Source: Foster's Daily Democrat (Dover, NH)
Copyright: 1999 Geo. J. Foster Co.
Pubdate: Mon, 19 Jan 1999
Author: Gary Storck
Note: The related article is at:


To the editor:

Your 1/11/99 article "Mainers likely to vote on medical use of marijuana"
included some very questionable comments about marijuana and glaucoma by
Dr. Dora Ann Mills, director of Maine’s Health Bureau, that require a

Dr. Mills claims that the research on how much marijuana helps glaucoma is
"very weak," and "There is no medical efficacy in marijuana for treating
glaucoma." She also quotes the American Academy of Ophthalmology as saying
that although it appears marijuana can provide possibly short-term relief
of intraocular pressure from glaucoma, there are no long-term benefits.

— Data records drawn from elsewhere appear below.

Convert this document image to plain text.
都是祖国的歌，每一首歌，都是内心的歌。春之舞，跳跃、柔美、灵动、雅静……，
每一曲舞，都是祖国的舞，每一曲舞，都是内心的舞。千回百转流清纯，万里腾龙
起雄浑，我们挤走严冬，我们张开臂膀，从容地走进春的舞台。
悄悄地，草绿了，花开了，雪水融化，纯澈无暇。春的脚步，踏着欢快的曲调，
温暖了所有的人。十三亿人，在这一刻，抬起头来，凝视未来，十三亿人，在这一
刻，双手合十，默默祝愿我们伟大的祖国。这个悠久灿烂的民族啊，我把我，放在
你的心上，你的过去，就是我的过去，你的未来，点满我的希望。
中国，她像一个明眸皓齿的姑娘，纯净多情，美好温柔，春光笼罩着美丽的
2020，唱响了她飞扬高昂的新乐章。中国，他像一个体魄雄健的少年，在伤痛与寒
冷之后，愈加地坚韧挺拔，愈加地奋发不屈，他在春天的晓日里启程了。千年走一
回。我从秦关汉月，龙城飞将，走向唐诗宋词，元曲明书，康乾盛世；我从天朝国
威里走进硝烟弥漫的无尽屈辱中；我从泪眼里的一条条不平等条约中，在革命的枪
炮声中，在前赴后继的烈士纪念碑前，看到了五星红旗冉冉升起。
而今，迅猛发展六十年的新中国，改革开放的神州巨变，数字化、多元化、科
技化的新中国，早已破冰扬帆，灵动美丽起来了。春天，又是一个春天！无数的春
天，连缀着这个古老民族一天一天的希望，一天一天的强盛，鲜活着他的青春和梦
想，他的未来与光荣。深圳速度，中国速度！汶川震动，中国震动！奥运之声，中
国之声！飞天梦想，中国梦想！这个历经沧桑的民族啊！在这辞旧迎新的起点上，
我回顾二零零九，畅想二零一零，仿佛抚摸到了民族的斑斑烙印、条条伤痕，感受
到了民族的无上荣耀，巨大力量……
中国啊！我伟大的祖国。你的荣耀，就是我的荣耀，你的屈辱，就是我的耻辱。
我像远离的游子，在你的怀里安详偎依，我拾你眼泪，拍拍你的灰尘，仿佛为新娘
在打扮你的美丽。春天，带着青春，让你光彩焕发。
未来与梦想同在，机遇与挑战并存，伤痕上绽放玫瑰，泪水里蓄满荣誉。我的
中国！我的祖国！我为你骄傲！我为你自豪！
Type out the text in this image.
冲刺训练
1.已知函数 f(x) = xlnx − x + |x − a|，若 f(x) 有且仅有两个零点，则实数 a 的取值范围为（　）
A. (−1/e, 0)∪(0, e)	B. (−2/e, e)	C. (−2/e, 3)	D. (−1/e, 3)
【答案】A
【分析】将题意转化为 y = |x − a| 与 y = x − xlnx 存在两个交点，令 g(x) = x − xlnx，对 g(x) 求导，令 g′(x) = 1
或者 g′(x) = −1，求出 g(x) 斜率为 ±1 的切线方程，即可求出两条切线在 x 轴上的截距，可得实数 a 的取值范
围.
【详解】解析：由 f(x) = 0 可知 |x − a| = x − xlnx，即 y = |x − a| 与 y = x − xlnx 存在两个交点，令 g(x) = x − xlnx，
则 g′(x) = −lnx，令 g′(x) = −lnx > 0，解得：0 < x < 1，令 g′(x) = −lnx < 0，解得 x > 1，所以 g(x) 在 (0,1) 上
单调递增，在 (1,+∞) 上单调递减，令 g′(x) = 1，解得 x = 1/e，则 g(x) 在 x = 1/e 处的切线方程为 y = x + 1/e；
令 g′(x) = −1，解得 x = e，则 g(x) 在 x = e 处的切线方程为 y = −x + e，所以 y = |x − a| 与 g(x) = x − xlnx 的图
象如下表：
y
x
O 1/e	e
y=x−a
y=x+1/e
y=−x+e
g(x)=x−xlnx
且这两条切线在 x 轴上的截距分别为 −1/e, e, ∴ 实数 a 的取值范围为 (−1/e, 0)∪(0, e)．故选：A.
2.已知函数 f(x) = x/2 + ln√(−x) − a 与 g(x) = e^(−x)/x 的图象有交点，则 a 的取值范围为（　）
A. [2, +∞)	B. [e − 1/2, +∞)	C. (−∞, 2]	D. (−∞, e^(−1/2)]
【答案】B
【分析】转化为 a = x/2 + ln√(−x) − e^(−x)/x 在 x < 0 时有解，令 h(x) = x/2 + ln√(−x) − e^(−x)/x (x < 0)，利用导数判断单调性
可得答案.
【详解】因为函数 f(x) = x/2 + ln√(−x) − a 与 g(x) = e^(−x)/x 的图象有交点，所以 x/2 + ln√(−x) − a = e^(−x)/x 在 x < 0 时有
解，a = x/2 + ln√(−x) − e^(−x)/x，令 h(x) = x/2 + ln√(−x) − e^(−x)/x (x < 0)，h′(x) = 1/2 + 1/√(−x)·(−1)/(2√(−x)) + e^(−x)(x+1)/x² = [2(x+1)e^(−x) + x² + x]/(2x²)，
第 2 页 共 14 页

In a chronic illness like glaucoma, all medication-derived relief is
short-term. There is no medication that will cure glaucoma. Once the
effects wear off, symptoms return.

In my case, the long-term benefit is that I can still see after a lifetime
of glaucoma. I was born with glaucoma nearly 44 years ago. I have been
using marijuana medicinally to treat my glaucoma for over 25 years, ever
since my doctor noted a significant reduction in my eye pressure after I
smoked marijuana. I am currently on four prescription medications for
glaucoma that, like marijuana, only provide short-term relief.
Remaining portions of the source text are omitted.